By Matthew Klein | Monday, July 20
Tech Melt-Up. High-flying tech stocks flew even higher today, although
there wasn’t any obvious reason why. The Nasdaq
Composite jumped 2.5%, with many of its biggest
constituents up far more. Microsoft was up more than
4%, Amazon.com was up 8%, and Tesla was up 10%. There
was no news from any of the companies to justify the moves. For perspective,
the broader S&P 500 index, which
includes almost all of the biggest Nasdaq stocks except Tesla (the company
hasn’t fulfilled the index’s GAAP profitability requirement) was up just
0.8% on the day.
In fact, many of America’s big companies were down on the
day, with only 177 of the 500 components of the S&P positive. Moreover, of
the index’s 11 sectors, only three were positive: communication services (which
includes Alphabet, Facebook, Netflix, and Twitter), consumer discretionary (led by Amazon), and technology. Every other category was down on
Monday, with consumer staples, energy, industrials, and utilities all down more
than 1%.
The Shanghai
Composite did even better than the Nasdaq today, gaining
more than 3%. So far this year, the index is up 9%, which is rather remarkable
considering what has happened to China’s economy, much less the global
economy. And unlike the Nasdaq or China’s own Shenzhen exchange, the Shanghai Composite isn’t a tech-heavy index.

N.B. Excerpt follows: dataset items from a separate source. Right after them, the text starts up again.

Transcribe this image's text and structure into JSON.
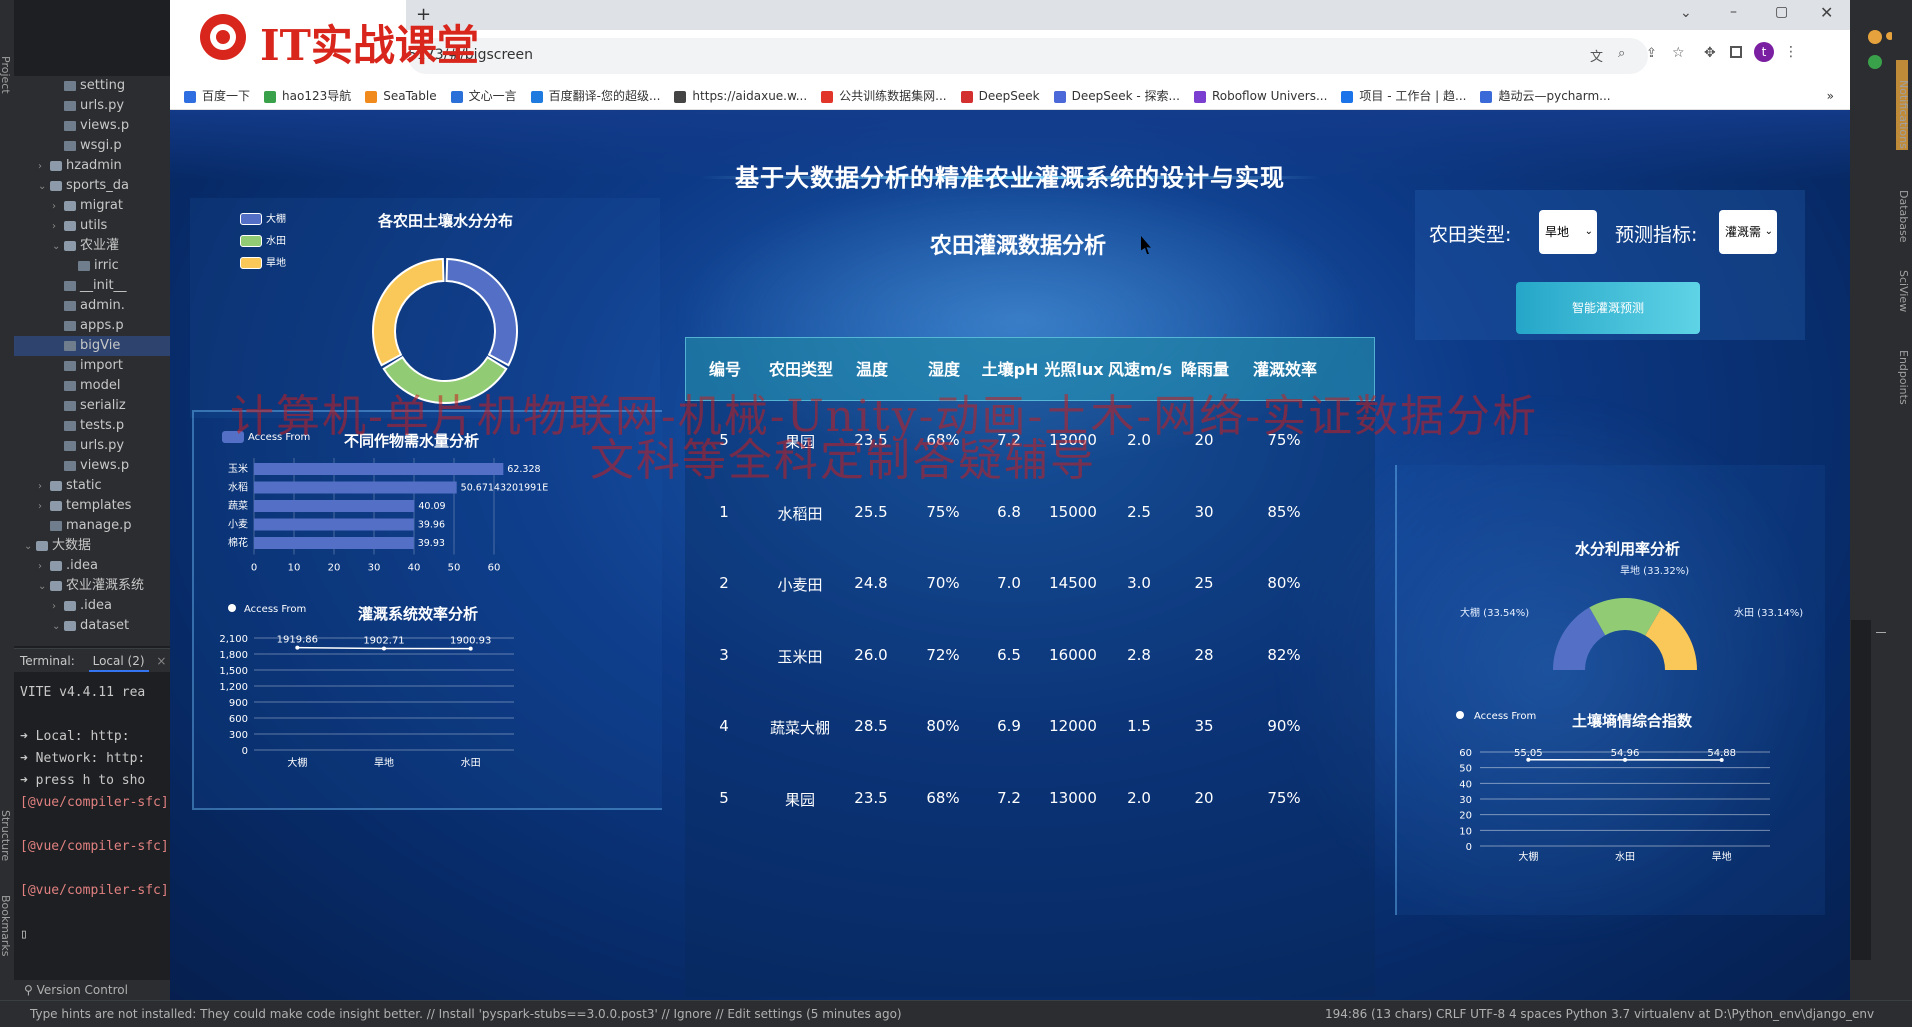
{
  "ide": {
    "tree": [
      {
        "indent": 3,
        "type": "file",
        "label": "setting"
      },
      {
        "indent": 3,
        "type": "file",
        "label": "urls.py"
      },
      {
        "indent": 3,
        "type": "file",
        "label": "views.p"
      },
      {
        "indent": 3,
        "type": "file",
        "label": "wsgi.p"
      },
      {
        "indent": 2,
        "type": "folder",
        "tw": "›",
        "label": "hzadmin"
      },
      {
        "indent": 2,
        "type": "folder",
        "tw": "⌄",
        "label": "sports_da"
      },
      {
        "indent": 3,
        "type": "folder",
        "tw": "›",
        "label": "migrat"
      },
      {
        "indent": 3,
        "type": "folder",
        "tw": "›",
        "label": "utils"
      },
      {
        "indent": 3,
        "type": "folder",
        "tw": "⌄",
        "label": "农业灌"
      },
      {
        "indent": 4,
        "type": "file",
        "label": "irric"
      },
      {
        "indent": 3,
        "type": "file",
        "label": "__init__"
      },
      {
        "indent": 3,
        "type": "file",
        "label": "admin."
      },
      {
        "indent": 3,
        "type": "file",
        "label": "apps.p"
      },
      {
        "indent": 3,
        "type": "file",
        "label": "bigVie",
        "selected": true
      },
      {
        "indent": 3,
        "type": "file",
        "label": "import"
      },
      {
        "indent": 3,
        "type": "file",
        "label": "model"
      },
      {
        "indent": 3,
        "type": "file",
        "label": "serializ"
      },
      {
        "indent": 3,
        "type": "file",
        "label": "tests.p"
      },
      {
        "indent": 3,
        "type": "file",
        "label": "urls.py"
      },
      {
        "indent": 3,
        "type": "file",
        "label": "views.p"
      },
      {
        "indent": 2,
        "type": "folder",
        "tw": "›",
        "label": "static"
      },
      {
        "indent": 2,
        "type": "folder",
        "tw": "›",
        "label": "templates"
      },
      {
        "indent": 2,
        "type": "file",
        "label": "manage.p"
      },
      {
        "indent": 1,
        "type": "folder",
        "tw": "⌄",
        "label": "大数据"
      },
      {
        "indent": 2,
        "type": "folder",
        "tw": "›",
        "label": ".idea"
      },
      {
        "indent": 2,
        "type": "folder",
        "tw": "⌄",
        "label": "农业灌溉系统"
      },
      {
        "indent": 3,
        "type": "folder",
        "tw": "›",
        "label": ".idea"
      },
      {
        "indent": 3,
        "type": "folder",
        "tw": "⌄",
        "label": "dataset"
      }
    ],
    "terminal_label": "Terminal:",
    "terminal_tab": "Local (2)",
    "terminal_lines": [
      "VITE v4.4.11  rea",
      "",
      "➜  Local:   http:",
      "➜  Network: http:",
      "➜  press h to sho",
      "[@vue/compiler-sfc]",
      "",
      "[@vue/compiler-sfc]",
      "",
      "[@vue/compiler-sfc]",
      "",
      "▯"
    ],
    "version_control": "Version Control",
    "status_left": "Type hints are not installed: They could make code insight better. // Install 'pyspark-stubs==3.0.0.post3' // Ignore // Edit settings (5 minutes ago)",
    "status_right": "194:86 (13 chars)   CRLF   UTF-8   4 spaces   Python 3.7 virtualenv at D:\\Python_env\\django_env",
    "left_vertical": [
      "Project",
      "Structure",
      "Bookmarks"
    ],
    "right_vertical": [
      "Notifications",
      "Database",
      "SciView",
      "Endpoints"
    ]
  },
  "browser": {
    "logo_text": "IT实战课堂",
    "new_tab": "+",
    "url": "5173/#/bigscreen",
    "bookmarks": [
      "百度一下",
      "hao123导航",
      "SeaTable",
      "文心一言",
      "百度翻译-您的超级...",
      "https://aidaxue.w...",
      "公共训练数据集网...",
      "DeepSeek",
      "DeepSeek - 探索...",
      "Roboflow Univers...",
      "项目 - 工作台 | 趋...",
      "趋动云—pycharm..."
    ],
    "bookmark_colors": [
      "#2f6ee0",
      "#3aa14b",
      "#f08a1c",
      "#2b6fd8",
      "#1f7ae0",
      "#444",
      "#e2352a",
      "#d32f2f",
      "#4a68d8",
      "#7a3fd0",
      "#1a73e8",
      "#3a6ad8"
    ],
    "more": "»",
    "avatar": "t"
  },
  "dashboard": {
    "title": "基于大数据分析的精准农业灌溉系统的设计与实现",
    "soil_chart": {
      "title": "各农田土壤水分分布",
      "legend": [
        "大棚",
        "水田",
        "旱地"
      ],
      "colors": [
        "#5470c6",
        "#91cc75",
        "#fac858"
      ]
    },
    "crop_chart": {
      "title": "不同作物需水量分析",
      "legend": "Access From"
    },
    "efficiency_chart": {
      "title": "灌溉系统效率分析",
      "legend": "Access From"
    },
    "table": {
      "title": "农田灌溉数据分析",
      "headers": [
        "编号",
        "农田类型",
        "温度",
        "湿度",
        "土壤pH",
        "光照lux",
        "风速m/s",
        "降雨量",
        "灌溉效率"
      ],
      "rows": [
        [
          "5",
          "果园",
          "23.5",
          "68%",
          "7.2",
          "13000",
          "2.0",
          "20",
          "75%"
        ],
        [
          "1",
          "水稻田",
          "25.5",
          "75%",
          "6.8",
          "15000",
          "2.5",
          "30",
          "85%"
        ],
        [
          "2",
          "小麦田",
          "24.8",
          "70%",
          "7.0",
          "14500",
          "3.0",
          "25",
          "80%"
        ],
        [
          "3",
          "玉米田",
          "26.0",
          "72%",
          "6.5",
          "16000",
          "2.8",
          "28",
          "82%"
        ],
        [
          "4",
          "蔬菜大棚",
          "28.5",
          "80%",
          "6.9",
          "12000",
          "1.5",
          "35",
          "90%"
        ],
        [
          "5",
          "果园",
          "23.5",
          "68%",
          "7.2",
          "13000",
          "2.0",
          "20",
          "75%"
        ]
      ]
    },
    "controls": {
      "field_label": "农田类型:",
      "field_value": "旱地",
      "metric_label": "预测指标:",
      "metric_value": "灌溉需",
      "button": "智能灌溉预测"
    },
    "water_chart": {
      "title": "水分利用率分析",
      "labels": [
        "旱地 (33.32%)",
        "大棚 (33.54%)",
        "水田 (33.14%)"
      ]
    },
    "soil_index_chart": {
      "title": "土壤墒情综合指数",
      "legend": "Access From"
    },
    "watermark": [
      "计算机-单片机物联网-机械-Unity-动画-土木-网络-实证数据分析",
      "文科等全科定制答疑辅导"
    ]
  },
  "chart_data": [
    {
      "type": "pie",
      "title": "各农田土壤水分分布",
      "categories": [
        "大棚",
        "水田",
        "旱地"
      ],
      "values": [
        33.33,
        33.33,
        33.34
      ],
      "legend_placement": "top-left"
    },
    {
      "type": "bar",
      "title": "不同作物需水量分析",
      "orientation": "horizontal",
      "categories": [
        "玉米",
        "水稻",
        "蔬菜",
        "小麦",
        "棉花"
      ],
      "values": [
        62.328,
        50.6714320199,
        40.09,
        39.96,
        39.93
      ],
      "value_labels": [
        "62.328",
        "50.67143201991E",
        "40.09",
        "39.96",
        "39.93"
      ],
      "xlim": [
        0,
        60
      ],
      "xticks": [
        "0",
        "10",
        "20",
        "30",
        "40",
        "50",
        "60"
      ],
      "series": [
        {
          "name": "Access From",
          "values": [
            62.328,
            50.6714320199,
            40.09,
            39.96,
            39.93
          ]
        }
      ]
    },
    {
      "type": "line",
      "title": "灌溉系统效率分析",
      "categories": [
        "大棚",
        "旱地",
        "水田"
      ],
      "values": [
        1919.86,
        1902.71,
        1900.93
      ],
      "value_labels": [
        "1919.86",
        "1902.71",
        "1900.93"
      ],
      "ylim": [
        0,
        2100
      ],
      "yticks": [
        "0",
        "300",
        "600",
        "900",
        "1,200",
        "1,500",
        "1,800",
        "2,100"
      ],
      "series": [
        {
          "name": "Access From",
          "values": [
            1919.86,
            1902.71,
            1900.93
          ]
        }
      ]
    },
    {
      "type": "pie",
      "title": "水分利用率分析",
      "categories": [
        "旱地",
        "大棚",
        "水田"
      ],
      "values": [
        33.32,
        33.54,
        33.14
      ],
      "colors": [
        "#91cc75",
        "#5470c6",
        "#fac858"
      ]
    },
    {
      "type": "line",
      "title": "土壤墒情综合指数",
      "categories": [
        "大棚",
        "水田",
        "旱地"
      ],
      "values": [
        55.05,
        54.96,
        54.88
      ],
      "value_labels": [
        "55.05",
        "54.96",
        "54.88"
      ],
      "ylim": [
        0,
        60
      ],
      "yticks": [
        "0",
        "10",
        "20",
        "30",
        "40",
        "50",
        "60"
      ],
      "series": [
        {
          "name": "Access From",
          "values": [
            55.05,
            54.96,
            54.88
          ]
        }
      ]
    }
  ]
}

The biggest constituent is a distiller of hard liquor popular at banquets,
while the other top index members are banks, insurers, and the state-run oil
company.
Chinese
stocks have been doing well thanks in part to one of the Chinese government’s
periodic efforts to push Chinese retail investors into the market.
(The last time that happened was 2015, which led to an epic bubble and bust.) China’s economic
fundamentals aren’t obviously better now than before the coronavirus crisis.
But the Chinese stock market often diverges wildly from fundamentals—the
Shanghai Composite is still almost 50% below its 2007 peak.